In 2012 his book Jewry in Music was published by Cambridge University Press. It "analyses why and how Jews, virtually absent from western art music until the end of the eighteenth century, came to be represented in all branches of the profession as leading figures – not only as composers and performers, but as publishers, impresarios and critics." The musicologist Tina Frühauf has commented "This is the first book that surveys the history of Jews in Western music in an analytical and systematic way, focusing particularly on those countries that had well-developed musical centers at the time." The music historian John Deathridge, on the BBC radio programme Music Matters, has called it "an excellent book about the role of Jews in the emancipation of music from the Church and the court at the end of the eighteenth century."
Conway is also a contributor to journals including Slavonic and East European Review, The Wagner Journal and Jewish Renaissance.

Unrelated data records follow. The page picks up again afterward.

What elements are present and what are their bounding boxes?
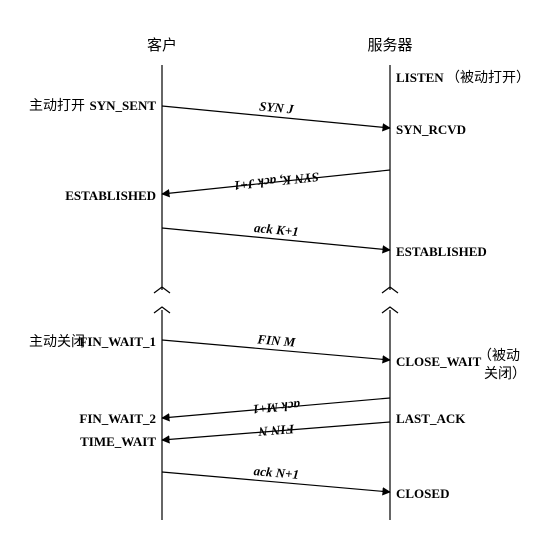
message-label-5: FIN N (257, 422, 295, 440)
note-passive-close-line2: 关闭） (484, 366, 526, 382)
note-active-open: 主动打开 (29, 97, 85, 114)
lifelines (154, 65, 398, 520)
client-header: 客户 (147, 37, 177, 54)
tcp-state-sequence-diagram: 客户 服务器 SYN J SYN K, ack J+1 ack K+1 FIN M ac… (0, 0, 554, 538)
client-state-fin_wait_1: FIN_WAIT_1 (79, 334, 156, 349)
client-state-syn_sent: SYN_SENT (90, 98, 157, 113)
messages-group: SYN J SYN K, ack J+1 ack K+1 FIN M ack M+1 FI… (162, 98, 390, 492)
message-label-1: SYN K, ack J+1 (233, 170, 320, 194)
note-passive-open: （被动打开） (446, 69, 530, 86)
note-active-close: 主动关闭 (29, 334, 85, 350)
server-state-established: ESTABLISHED (396, 244, 487, 259)
note-passive-close-line1: （被动 (478, 348, 520, 364)
server-state-closed: CLOSED (396, 486, 449, 501)
server-state-syn_rcvd: SYN_RCVD (396, 122, 466, 137)
message-label-6: ack N+1 (253, 463, 299, 482)
message-label-2: ack K+1 (254, 220, 300, 239)
server-state-listen: LISTEN (396, 70, 444, 85)
client-state-fin_wait_2: FIN_WAIT_2 (79, 411, 156, 426)
client-state-established: ESTABLISHED (65, 188, 156, 203)
message-label-0: SYN J (259, 98, 295, 116)
message-label-3: FIN M (256, 331, 297, 349)
server-state-close_wait: CLOSE_WAIT (396, 354, 482, 369)
client-states: SYN_SENT ESTABLISHED FIN_WAIT_1 FIN_WAIT_2 T… (65, 98, 156, 449)
server-header: 服务器 (367, 37, 412, 54)
server-states: LISTEN SYN_RCVD ESTABLISHED CLOSE_WAIT LAST_… (396, 70, 487, 501)
message-label-4: ack M+1 (252, 398, 301, 417)
server-state-last_ack: LAST_ACK (396, 411, 466, 426)
client-state-time_wait: TIME_WAIT (80, 434, 156, 449)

Since 1991 Conway has acted as a Senior Expert for the European Commission in development aid projects in the countries of the former Soviet Union. He is a founder and director of the music festival Levočské babie leto in Levoča, Slovakia.
Publications
include:
- Jewry in Music: Entry to the Profession from the Enlightenment to Richard Wagner (2012). Cambridge: Cambridge University Press. ISBN 9781316639603.
- "A New Song" in The Cambridge Companion to Jewish Music ed. Joshua Walden (2015). Cambridge: Cambridge University Press. ISBN 9781107623750
- "The Real Faust: Heine's Faust Ballet Scenario 1846–1948", in The Oxford Handbook of Faust in Music. ed. Lorna Fitzsimmons and Charles McKnight (2017). Oxford: Oxford University Press. ISBN 9780199935185.